Salah Sukkarieh is the Professor of Robotics and Intelligent Systems at the University of Sydney, and is the CEO of Agerris, a new Agtech startup company from the ACFR developing autonomous robotic solutions to improve agricultural productivity and environmental sustainability. He was the Director Research and Innovation at the Australian Centre for Field Robotics from 2007-2018, where he led the strategic research and industry engagement program in the world's largest field robotics institute. He is an international expert in the research, development and commercialisation of field robotic systems and has led a number of robotics and intelligent systems R&D projects in logistics, commercial aviation, aerospace, education, environment monitoring, agriculture and mining.
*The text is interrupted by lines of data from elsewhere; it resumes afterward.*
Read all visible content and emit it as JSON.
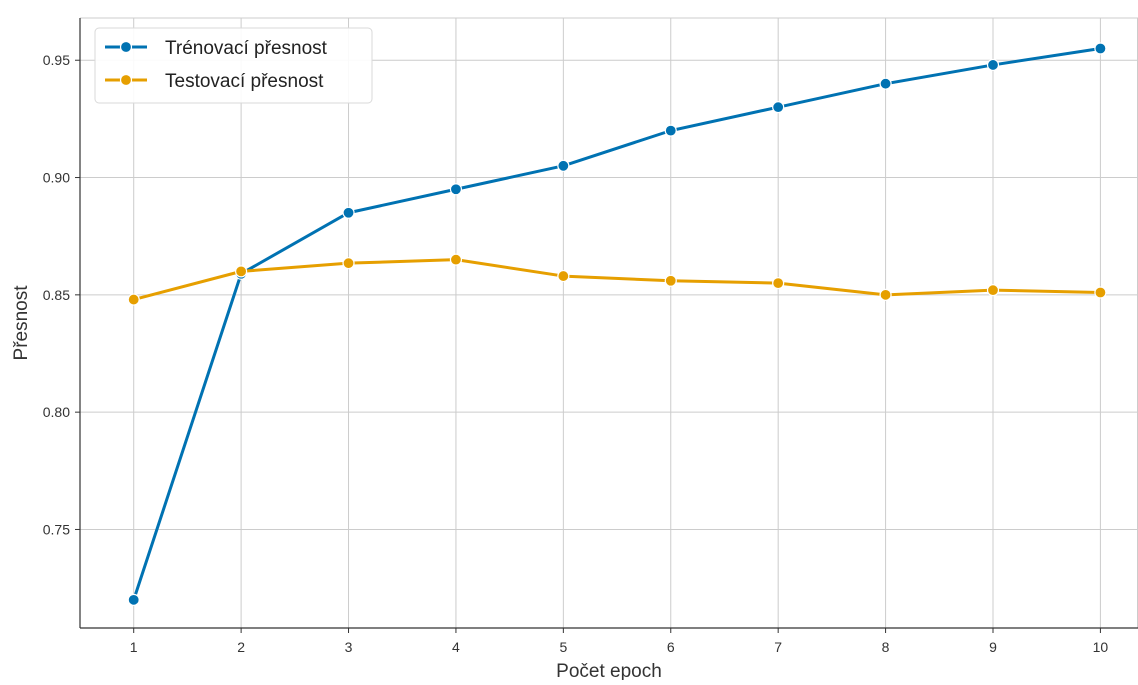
{
  "chart_data": {
    "type": "line",
    "title": "",
    "xlabel": "Počet epoch",
    "ylabel": "Přesnost",
    "x": [
      1,
      2,
      3,
      4,
      5,
      6,
      7,
      8,
      9,
      10
    ],
    "xticks": [
      "1",
      "2",
      "3",
      "4",
      "5",
      "6",
      "7",
      "8",
      "9",
      "10"
    ],
    "yticks": [
      "0.75",
      "0.80",
      "0.85",
      "0.90",
      "0.95"
    ],
    "ylim": [
      0.708,
      0.968
    ],
    "xlim": [
      0.5,
      10.35
    ],
    "grid": true,
    "legend_position": "top-left",
    "series": [
      {
        "name": "Trénovací přesnost",
        "color": "#0072B2",
        "values": [
          0.72,
          0.859,
          0.885,
          0.895,
          0.905,
          0.92,
          0.93,
          0.94,
          0.948,
          0.955
        ]
      },
      {
        "name": "Testovací přesnost",
        "color": "#E69F00",
        "values": [
          0.848,
          0.86,
          0.8635,
          0.865,
          0.858,
          0.856,
          0.855,
          0.85,
          0.852,
          0.851
        ]
      }
    ]
  }
}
Salah was awarded the NSW Science and Engineering Award for Excellence in Engineering and Information and Communications Technologies in 2014, the 2017 CSIRO Eureka Prize for Leadership in Innovation and Science, and the 2019 NSW Australian of the Year nominee. Salah is a Fellow of Australian Academy of Technological Sciences and Engineering (ATSE), and has over 500 academic and industry publications in robotics and intelligent systems.

Veronica Santos

Veronica Santos , UCLA , USA

The Role of Touch in Robotics for a Connected World

Compared to vision, the complementary sense of touch has yet to be broadly integrated into robotic systems. As such, the promise of touch has yet to leave its fingerprint on robotics in work and society. The subfields of tactile sensing and tactile perception continue to grow thanks to advances in electronics, robust and scalable sensor designs, and renewed excitement about optical tactile sensors. In this presentation, I will highlight our prior work on task-driven efforts to endow robots with tactile perception capabilities for human-robot interaction and remote work in harsh environments. With advances in haptic display technologies, interfaces with the human body, and networking capabilities, however, touch can be used for more than completing novel tasks. Touch can enhance social connections from afar, enable the inclusion of marginalized groups in community activities, and create new opportunities for remote work involving social and physical interactions. I will conclude with a snapshot of projects throughout our robotics community that are headed in this promising direction.

Biography

Veronica Santos is a Professor of Mechanical and Aerospace Engineering and Director of the UCLA Biomechatronics Lab (http://biomechatronics.ucla.edu). She currently serves as the Associate Dean of Equity, Diversity, and Inclusion and Faculty Affairs for the Samueli School of Engineering. Dr. Santos earned her B.S. in mechanical engineering (music minor) from UC Berkeley, was a Quality and R&D Engineer at Guidant Corporation, and earned her M.S. and Ph.D. in mechanical engineering (biometry minor) from Cornell University. As a postdoc at the University of Southern California, she contributed to the development of a bio-inspired tactile sensor for prosthetic hands before moving to Arizona State University as an Assistant Professor. Her research interests include hand biomechanics, human-machine systems, tactile sensing and perception, and prosthetics/robotics for grasp and manipulation. Dr. Santos was selected for an NSF CAREER Award, the U.S. Defense Science Study Group, numerous teaching awards, and a U.S. National Academy of Engineering Frontiers of Engineering Education Symposium. She has co-edited a book entitled, “The Human Hand as an Inspiration for Robot Hand Development” and her work has appeared in TechCrunch and Forbes, among others. Dr. Santos has served as an ICRA Editor, ASME Journal of Mechanisms and Robotics AE, ACM Transactions on Human-Robot Interaction AE, and the 2020 IEEE Haptics Symposium Editor-in-Chief. She is currently a General Co-Chair for the 2022 IEEE Haptics Symposium.